NEW PALESTINE, Ind. — Students had just returned for the first day of the new year at New Palestine High School when the Hancock County Health Department called district officials with news that one of the students in school was positive for COVID-19.
“We put that student in isolation and began a contact tracing process,” said Wes Anderson, Community School Corporation of Southern Hancock County spokesperson.
Administrators used tracing through seating charts to identify anyone with whom the student had close contact.
“We have seating charts in the cafeteria. We have seating charts for the library. We have seating charts on the bus, so whenever a positive case call comes or however many of them come, we can immediately go to the charts and start to identify those close contacts in minutes,” Anderson said.
School officials couldn’t give the exact number of close contact that ended up being but said it was a small number because they found out about the positive test early in the school day.
“State health department guidelines for close contact is a distance of six feet or less for 15 minutes or more,” said Anderson.
The students in question were isolated and sent home to quarantine for 14 days, a time period Anderson said is based on ISDH guidelines.
It is the second case of a New Palestine High School student testing positive for the virus. Last week, a student who plays football had a positive COVID-19 test. That student and other players who had been in close contact with him have all been quarantined, according to Anderson, also for a 14-day period.
Anderson said those students only had access to a weight room.
Even with Monday’s second case, school officials say they’re following Hancock County Health Department guidelines when it comes to the decision about whether a school should stay open or close.
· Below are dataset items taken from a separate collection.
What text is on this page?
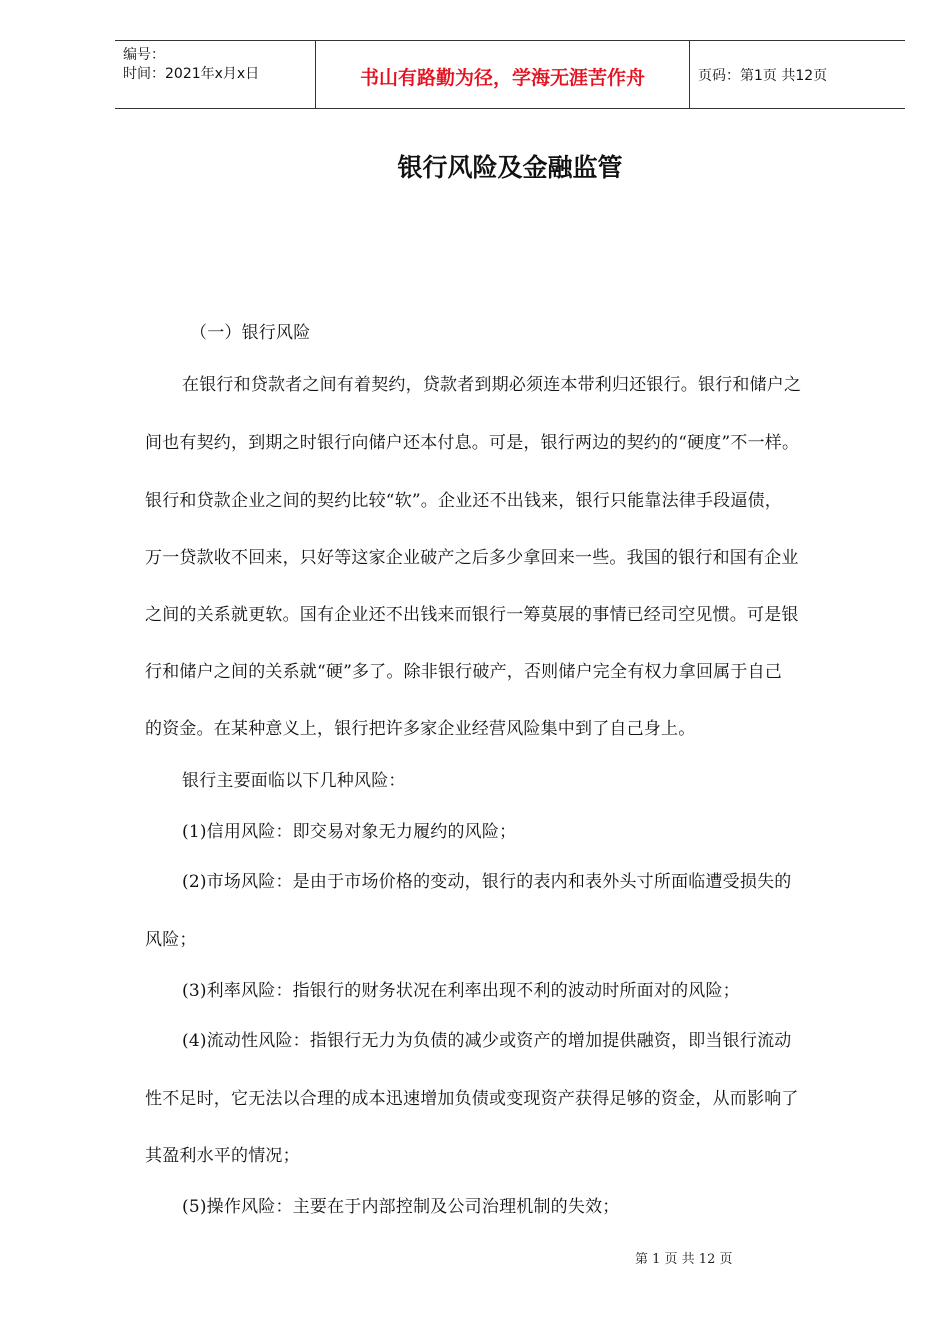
编号：
时间：2021年x月x日	书山有路勤为径，学海无涯苦作舟	页码：第1页 共12页
银行风险及金融监管
（一）银行风险
在银行和贷款者之间有着契约，贷款者到期必须连本带利归还银行。银行和储户之
间也有契约，到期之时银行向储户还本付息。可是，银行两边的契约的“硬度”不一样。
银行和贷款企业之间的契约比较“软”。企业还不出钱来，银行只能靠法律手段逼债，
万一贷款收不回来，只好等这家企业破产之后多少拿回来一些。我国的银行和国有企业
之间的关系就更软。国有企业还不出钱来而银行一筹莫展的事情已经司空见惯。可是银
行和储户之间的关系就“硬”多了。除非银行破产，否则储户完全有权力拿回属于自己
的资金。在某种意义上，银行把许多家企业经营风险集中到了自己身上。
银行主要面临以下几种风险：
(1)信用风险：即交易对象无力履约的风险；
(2)市场风险：是由于市场价格的变动，银行的表内和表外头寸所面临遭受损失的
风险；
(3)利率风险：指银行的财务状况在利率出现不利的波动时所面对的风险；
(4)流动性风险：指银行无力为负债的减少或资产的增加提供融资，即当银行流动
性不足时，它无法以合理的成本迅速增加负债或变现资产获得足够的资金，从而影响了
其盈利水平的情况；
(5)操作风险：主要在于内部控制及公司治理机制的失效；
第 1 页 共 12 页
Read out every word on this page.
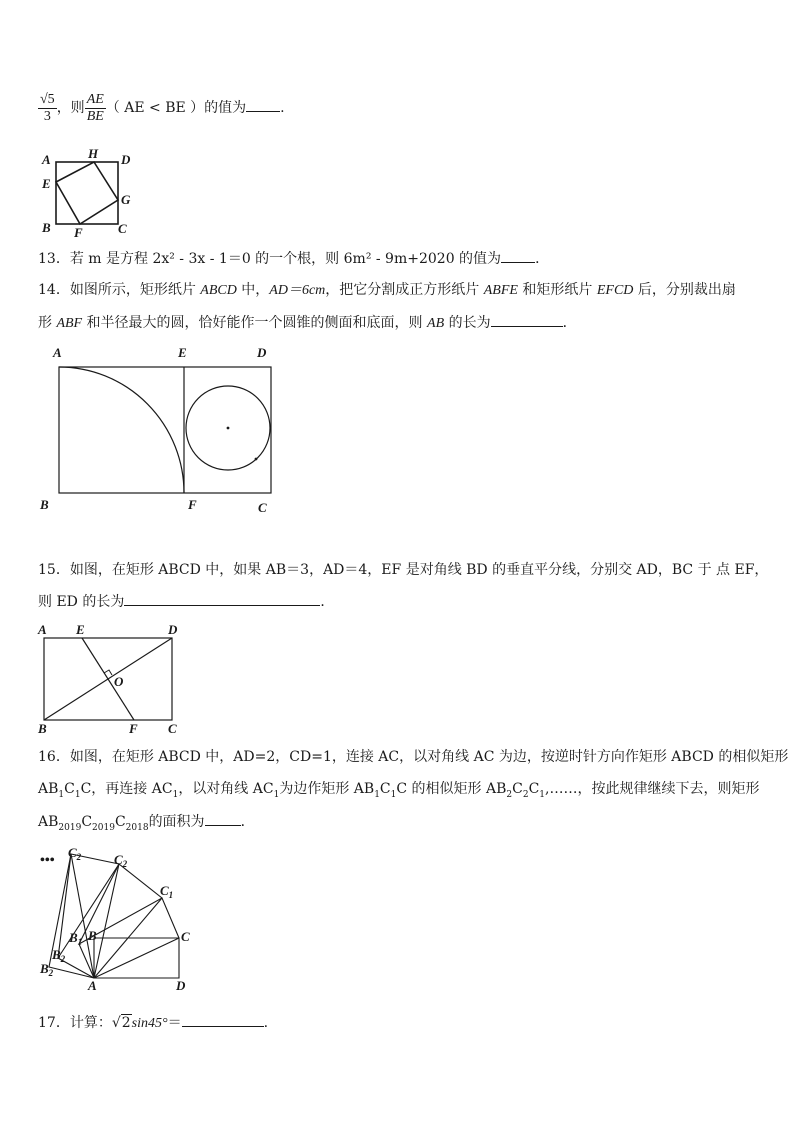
$\frac{√5}{3}$ ，则 $\frac{AE}{BE}$ （ AE < BE ）的值为 .
A	H D
E
G
B F	C
13．若 m 是方程 2x² - 3x - 1＝0 的一个根，则 6m² - 9m+2020 的值为 ．
14．如图所示，矩形纸片 ABCD 中，AD＝6cm，把它分割成正方形纸片 ABFE 和矩形纸片 EFCD 后，分别裁出扇
形 ABF 和半径最大的圆，恰好能作一个圆锥的侧面和底面，则 AB 的长为	．
A	E	D
B	F	C
15．如图，在矩形 ABCD 中，如果 AB＝3，AD＝4，EF 是对角线 BD 的垂直平分线，分别交 AD，BC 于 点 EF，
则 ED 的长为	．
A E	D
O
B	F C
16．如图，在矩形 ABCD 中，AD=2，CD=1，连接 AC，以对角线 AC 为边，按逆时针方向作矩形 ABCD 的相似矩形
$AB_1C_1C$，再连接 $AC_1$，以对角线 $AC_1$为边作矩形 $AB_1C_1C$ 的相似矩形 $AB_2C_2C_1,\dots\dots$，按此规律继续下去，则矩形
$AB_{2019}C_{2019}C_{2018}$的面积为	．
•••
$C_2$	$C_2$
$C_1$
B
$B_1$
$B_2$
$B_2$
C
A	D
17．计算：√2sin45°＝	.
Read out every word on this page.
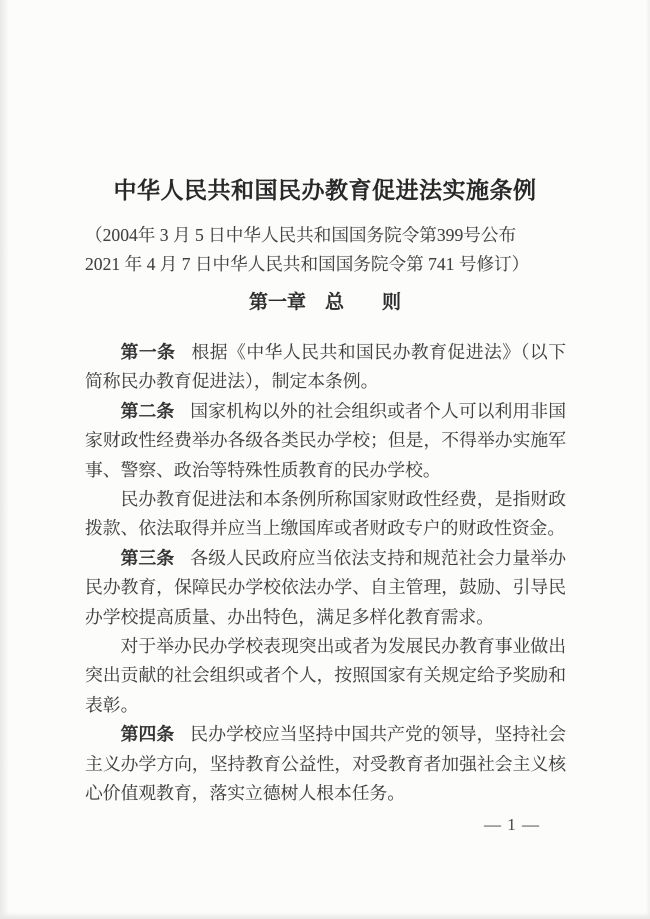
中华人民共和国民办教育促进法实施条例
（2004年 3 月 5 日中华人民共和国国务院令第399号公布
2021 年 4 月 7 日中华人民共和国国务院令第 741 号修订）
第一章　总　　则

第一条 根据《中华人民共和国民办教育促进法》（以下简称民办教育促进法），制定本条例。

第二条 国家机构以外的社会组织或者个人可以利用非国家财政性经费举办各级各类民办学校；但是，不得举办实施军事、警察、政治等特殊性质教育的民办学校。

民办教育促进法和本条例所称国家财政性经费，是指财政拨款、依法取得并应当上缴国库或者财政专户的财政性资金。

第三条 各级人民政府应当依法支持和规范社会力量举办民办教育，保障民办学校依法办学、自主管理，鼓励、引导民办学校提高质量、办出特色，满足多样化教育需求。

对于举办民办学校表现突出或者为发展民办教育事业做出突出贡献的社会组织或者个人，按照国家有关规定给予奖励和表彰。

第四条 民办学校应当坚持中国共产党的领导，坚持社会主义办学方向，坚持教育公益性，对受教育者加强社会主义核心价值观教育，落实立德树人根本任务。

— 1 —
“It is five active positives in one building would be cause for us to close,” Anderson explained.
All parents were notified by email about the new positive case and encouraged to monitor students for symptoms, something the district has been asking parents to do every morning before sending their kids to school.
In this case, the student had a note from a doctor saying it was OK to be in school. As it turns out, the date on the form was wrong.
In a statement released to 13News, the health department and Hancock Health said a full review of the test notification process is taking place.
The district urges parents to not send students to school if they have symptoms of COVID-19, a confirmed case of COVID-19 in their home or are waiting on COVID-19 test results.
Classes will continue as scheduled at New Palestine High School.